Group and speaking “is a huge time commitment, but doing these things with a lot of people has improved my people skills and helped boost my confidence, so I think I can perform better academically. That’s one side of it,” Nora said. “I think having a more comprehensive program and having more things to do makes me better at everything I do. I like things that have many facets, so I think I’ve always enjoyed school, which helps me get better grades in exams.”

Molly Thornber is in her second year at Michigan State University, pursuing a dual degree in computer science and linguistics.

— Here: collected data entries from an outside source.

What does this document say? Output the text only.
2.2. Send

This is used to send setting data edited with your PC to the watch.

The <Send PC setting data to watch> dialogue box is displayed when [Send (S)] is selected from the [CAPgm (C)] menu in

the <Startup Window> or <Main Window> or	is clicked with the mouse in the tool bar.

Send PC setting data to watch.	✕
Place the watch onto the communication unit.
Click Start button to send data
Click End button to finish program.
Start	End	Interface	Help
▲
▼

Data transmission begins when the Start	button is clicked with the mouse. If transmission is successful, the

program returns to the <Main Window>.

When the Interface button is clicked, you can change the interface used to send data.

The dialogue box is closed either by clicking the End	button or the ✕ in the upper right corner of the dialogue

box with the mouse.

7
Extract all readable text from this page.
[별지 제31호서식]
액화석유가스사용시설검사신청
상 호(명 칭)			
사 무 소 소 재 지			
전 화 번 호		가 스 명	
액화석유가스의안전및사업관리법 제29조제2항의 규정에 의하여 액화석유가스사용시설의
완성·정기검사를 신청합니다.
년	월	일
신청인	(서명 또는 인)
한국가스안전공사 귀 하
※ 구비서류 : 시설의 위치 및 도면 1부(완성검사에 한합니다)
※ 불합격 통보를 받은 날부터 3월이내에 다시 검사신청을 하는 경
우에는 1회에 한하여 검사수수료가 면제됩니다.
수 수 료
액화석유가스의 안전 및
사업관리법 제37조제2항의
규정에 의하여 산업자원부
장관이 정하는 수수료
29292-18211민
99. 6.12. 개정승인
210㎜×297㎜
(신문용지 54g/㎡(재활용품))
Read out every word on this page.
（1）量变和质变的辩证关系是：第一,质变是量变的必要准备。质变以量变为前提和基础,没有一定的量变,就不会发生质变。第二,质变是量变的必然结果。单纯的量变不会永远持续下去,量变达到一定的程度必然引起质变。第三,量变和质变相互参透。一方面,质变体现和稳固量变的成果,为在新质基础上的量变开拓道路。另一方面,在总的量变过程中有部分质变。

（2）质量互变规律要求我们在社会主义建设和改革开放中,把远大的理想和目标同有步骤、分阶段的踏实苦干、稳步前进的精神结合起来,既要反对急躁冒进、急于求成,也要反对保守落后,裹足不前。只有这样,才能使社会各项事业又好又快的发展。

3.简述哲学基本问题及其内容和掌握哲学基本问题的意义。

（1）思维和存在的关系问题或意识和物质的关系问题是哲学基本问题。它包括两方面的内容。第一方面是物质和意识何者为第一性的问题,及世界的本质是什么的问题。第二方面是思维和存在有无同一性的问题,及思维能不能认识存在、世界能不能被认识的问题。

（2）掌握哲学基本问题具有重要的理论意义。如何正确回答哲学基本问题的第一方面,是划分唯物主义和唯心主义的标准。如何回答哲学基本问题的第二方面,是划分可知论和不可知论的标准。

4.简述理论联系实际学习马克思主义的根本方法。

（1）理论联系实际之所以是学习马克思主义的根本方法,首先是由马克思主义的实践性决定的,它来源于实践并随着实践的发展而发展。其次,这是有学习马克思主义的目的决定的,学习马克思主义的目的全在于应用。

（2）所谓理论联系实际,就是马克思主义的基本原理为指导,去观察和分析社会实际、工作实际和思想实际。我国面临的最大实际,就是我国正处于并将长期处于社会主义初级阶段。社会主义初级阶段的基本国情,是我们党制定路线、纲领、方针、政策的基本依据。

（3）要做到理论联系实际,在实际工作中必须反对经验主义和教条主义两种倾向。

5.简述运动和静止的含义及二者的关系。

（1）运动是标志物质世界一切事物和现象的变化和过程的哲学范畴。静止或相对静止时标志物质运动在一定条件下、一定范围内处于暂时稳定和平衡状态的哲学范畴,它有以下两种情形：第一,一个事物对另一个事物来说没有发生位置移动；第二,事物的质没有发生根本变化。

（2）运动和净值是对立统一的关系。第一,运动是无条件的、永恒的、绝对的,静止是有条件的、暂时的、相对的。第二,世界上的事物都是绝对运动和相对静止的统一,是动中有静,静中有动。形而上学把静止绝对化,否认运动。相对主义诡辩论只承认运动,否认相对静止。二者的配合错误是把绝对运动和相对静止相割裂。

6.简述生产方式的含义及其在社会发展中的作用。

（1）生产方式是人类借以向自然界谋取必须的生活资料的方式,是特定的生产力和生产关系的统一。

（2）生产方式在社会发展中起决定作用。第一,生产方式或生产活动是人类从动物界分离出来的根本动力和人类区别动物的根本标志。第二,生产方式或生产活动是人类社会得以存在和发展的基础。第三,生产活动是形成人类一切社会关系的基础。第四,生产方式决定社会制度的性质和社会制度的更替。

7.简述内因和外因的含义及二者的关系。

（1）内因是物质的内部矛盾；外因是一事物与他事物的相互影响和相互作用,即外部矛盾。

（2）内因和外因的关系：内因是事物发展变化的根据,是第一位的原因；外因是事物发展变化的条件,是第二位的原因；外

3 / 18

“I had never taken a computer science class before freshman year,” he said. “I thought I would like it and I hoped I would, but what I was interested in was the natural language process. I always had a hard time explaining to people what it was until about halfway through my first semester when ChatGPT came out. That’s what I want to get into and I really enjoy that path, so hopefully something like that in the future.” I will do it.”

In her recent past, Molly, like her younger sister, was involved in various groups, clubs and teams in Lemont.

“There are a lot of extracurricular activities in high school that people can participate in,” he said. “I think it’s really hard to graduate from Lemont High School without getting involved in anything because there’s so much to do.”

C.R. Walker is a freelance reporter for the Daily Southtown.